2- Acoustic velocity increases with depth due to compaction and increased cementation. This increases the wavelength of the signal with detrimental effect on the resolution.
3- If there is high ambient noise on the raw data, the processing stream may include a high-cut filter which has the effect of removing the high frequency necessary for finer resolution.
The two main steps involved in seismic stratigraphy are seismic sequence analysis and seismic facies analysis. In the first phase, major stratigraphic packages are defined by the picking of unconformities, flooding surfaces or sequence boundaries. The seismic reflection terminations (downlap, onlap, toplap. Erosional truncation, etc) are used to identify the major sequence boundaries.

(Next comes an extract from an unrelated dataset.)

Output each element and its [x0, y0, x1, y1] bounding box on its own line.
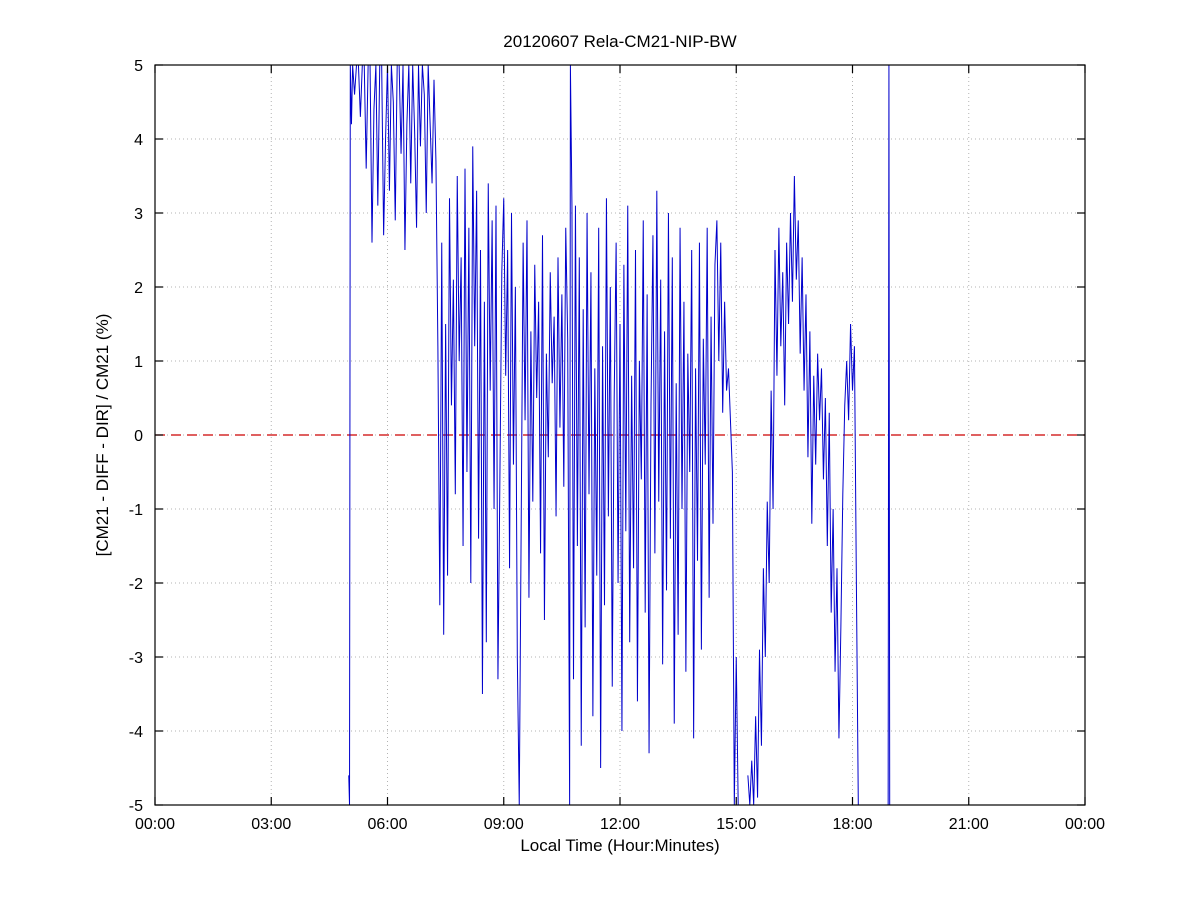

The next phase in seismic stratigraphy is seismic facies analysis,and it involves the determination of depositional environment of the rocks being examined. In this phase, the reflections in each sequence are described in terms of their frequency content, amplitude, continuity, and other shape descriptors (e.g. parallel continuous reflections, hummocky or chaotic discontinuous reflections).
Structural/Fault InterpretationStructural interpretation involves the interpretation of faults and other structural framework that could be crucial in understanding the structure of a sedimentary basin as well as potential hydrocarbon traps. Normally, structural and stratigraphic interpretations can be carried out simultaneously. For example, to calculate the throw on a fault, you have to first identify the horizons on either side of the fault blocks. Also, to correlate a horizon from one side of a fault to another you need to understand the fault geometry (normal, reverse) (fig.).
Fault / structural interpretation can focus on either the large-scale mapping of basin-bounding (i.e. km-scale) structures to small-scale mapping of faults that may affect the flow of hydrocarbons within a reservoir (e.g. metre to tens of metre scale faults).
Attribute analysis (like coherency attributes) of seismic data can help in significantly speeding-up the structural (fault) interpretation process. The coherency volume is generated from a conventional
3-D seismic amplitude volume. Also the coherency attributes can be very useful for detecting stratigraphic features such as channel systems (channel fairway analyses).
It is important to note that changes in seismic velocity with depth can affect the imaging of faults and accordingly may lead to erroneous interpretation of the fault geometry. In the time-section the fault appears to have a listric geometry (fig.). But in the depth-section, when velocity increase with depth is put into consideration, the fault is shown to have planar and not listric geometry. In any case, this is not to say that all listric faults are a result of limitations in time imaging!